We used `gpt-4o-2024-05-13` for LLM-as-a-judge.

### Heron Bench

| Models | LLM-as-a-judge score (%) | 
|---|:---:|
| [Japanese InstructBLIP Alpha](https://huggingface.co/stabilityai/japanese-instructblip-alpha) | 14.0 | 
| [Japanese Stable VLM](https://huggingface.co/stabilityai/japanese-stable-vlm) | 24.2 | 
| [Llama-3-EvoVLM-JP-v2](https://huggingface.co/SakanaAI/Llama-3-EvoVLM-JP-v2) | 39.3 | 
| [LLaVA-CALM2-SigLIP](https://huggingface.co/cyberagent/llava-calm2-siglip) | 43.3 | 
| **llm-jp-3-vila-14b (Ours)** | 57.2 | 
| GPT-4o | 87.6 | 

### JA-VLM-Bench-In-the-Wild

| **Models** | ROUGE-L | LLM-as-a-judge score (/5.0) | 
|---|:---:|:---:|
| [Japanese InstructBLIP Alpha](https://huggingface.co/stabilityai/japanese-instructblip-alpha) | 20.8 | 2.42 | 
| [Japanese Stable VLM](https://huggingface.co/stabilityai/japanese-stable-vlm) | 23.3 | 2.47 | 
| [Llama-3-EvoVLM-JP-v2](https://huggingface.co/SakanaAI/Llama-3-EvoVLM-JP-v2) | 41.4 | 2.92 | 
| [LLaVA-CALM2-SigLIP](https://huggingface.co/cyberagent/llava-calm2-siglip) | 47.2 | 3.15 | 
| **llm-jp-3-vila-14b (Ours)** | 52.3 | 3.69 | 
| GPT-4o | 37.6 | 3.85 | 

### JA-VG-VQA-500

| **Models** | ROUGE-L | LLM-as-a-judge score (/5.0) |
|---|:---:|:---:|
| [Japanese InstructBLIP Alpha](https://huggingface.co/stabilityai/japanese-instructblip-alpha) | -- | -- |
| [Japanese Stable VLM](https://huggingface.co/stabilityai/japanese-stable-vlm) | -- | -- |
| [Llama-3-EvoVLM-JP-v2](https://huggingface.co/SakanaAI/Llama-3-EvoVLM-JP-v2) | 23.5 | 2.96 |
| [LLaVA-CALM2-SigLIP](https://huggingface.co/cyberagent/llava-calm2-siglip) | 17.4 | 3.21 |
| **llm-jp-3-vila-14b (Ours)** | 16.2 | 3.62 |
| GPT-4o | 12.1 | 3.58 |

## Risks and Limitations

The model released in this repository is in the early stages of our research and development. It has not been tuned such that model's outputs are aligned with social norms, ethical standards, and the law.

## License

The weights of this model are released under the [Apache License, Version 2.0](https://www.apache.org/licenses/LICENSE-2.0).
In addition, a user of this model must comply with [the OpenAI terms of use](https://openai.com/policies/terms-of-use) because the model used synthetic data generated by OpenAI GPT-4.

## Additional information

Regarding the license of the [synthdog-ja](https://huggingface.co/datasets/naver-clova-ix/synthdog-ja) dataset, there is no explicit license statement in the dataset documentation. While we attempted to contact the main corresponding author of "OCR-free Document Understanding Transformer" for clarification, we received no response.

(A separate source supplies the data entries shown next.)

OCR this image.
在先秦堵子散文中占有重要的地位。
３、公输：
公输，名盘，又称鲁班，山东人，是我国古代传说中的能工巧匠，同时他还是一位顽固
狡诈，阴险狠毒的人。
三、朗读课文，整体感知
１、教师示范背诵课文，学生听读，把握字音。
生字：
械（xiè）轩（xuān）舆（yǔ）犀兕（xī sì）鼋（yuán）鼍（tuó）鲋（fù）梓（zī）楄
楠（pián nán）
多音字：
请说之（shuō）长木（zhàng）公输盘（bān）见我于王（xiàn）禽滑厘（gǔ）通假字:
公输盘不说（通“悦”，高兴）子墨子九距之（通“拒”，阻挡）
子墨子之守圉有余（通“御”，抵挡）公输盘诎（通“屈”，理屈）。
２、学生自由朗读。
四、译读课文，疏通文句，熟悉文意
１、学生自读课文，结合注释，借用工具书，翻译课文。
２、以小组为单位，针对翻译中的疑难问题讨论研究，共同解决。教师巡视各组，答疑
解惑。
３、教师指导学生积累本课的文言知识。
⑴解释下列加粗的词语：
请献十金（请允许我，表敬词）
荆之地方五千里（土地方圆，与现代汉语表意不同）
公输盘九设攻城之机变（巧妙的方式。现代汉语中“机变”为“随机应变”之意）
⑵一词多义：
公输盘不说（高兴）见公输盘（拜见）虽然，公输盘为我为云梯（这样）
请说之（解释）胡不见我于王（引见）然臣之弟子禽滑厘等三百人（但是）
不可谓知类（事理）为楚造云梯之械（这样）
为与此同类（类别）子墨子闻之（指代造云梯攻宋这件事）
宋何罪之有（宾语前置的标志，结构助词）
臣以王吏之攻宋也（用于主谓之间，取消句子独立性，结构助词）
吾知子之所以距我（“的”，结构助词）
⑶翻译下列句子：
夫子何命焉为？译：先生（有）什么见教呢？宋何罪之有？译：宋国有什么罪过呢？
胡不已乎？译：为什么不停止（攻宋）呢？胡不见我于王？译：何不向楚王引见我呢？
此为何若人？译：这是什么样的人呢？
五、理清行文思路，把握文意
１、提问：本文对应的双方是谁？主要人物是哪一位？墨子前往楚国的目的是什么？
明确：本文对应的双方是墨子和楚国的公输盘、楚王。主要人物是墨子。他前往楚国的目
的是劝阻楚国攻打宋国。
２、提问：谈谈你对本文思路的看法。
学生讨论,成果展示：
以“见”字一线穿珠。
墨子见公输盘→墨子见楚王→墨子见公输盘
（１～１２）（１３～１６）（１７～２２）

Based on the following considerations:

1. The [donut-base](https://huggingface.co/naver-clova-ix/donut-base) model trained on this dataset is released under the MIT license
2. The Wikipedia articles used in the dataset are licensed under CC-BY-SA

We have determined that the synthdog-ja dataset is most likely governed by the CC-BY-SA license, and proceeded with training under this assumption.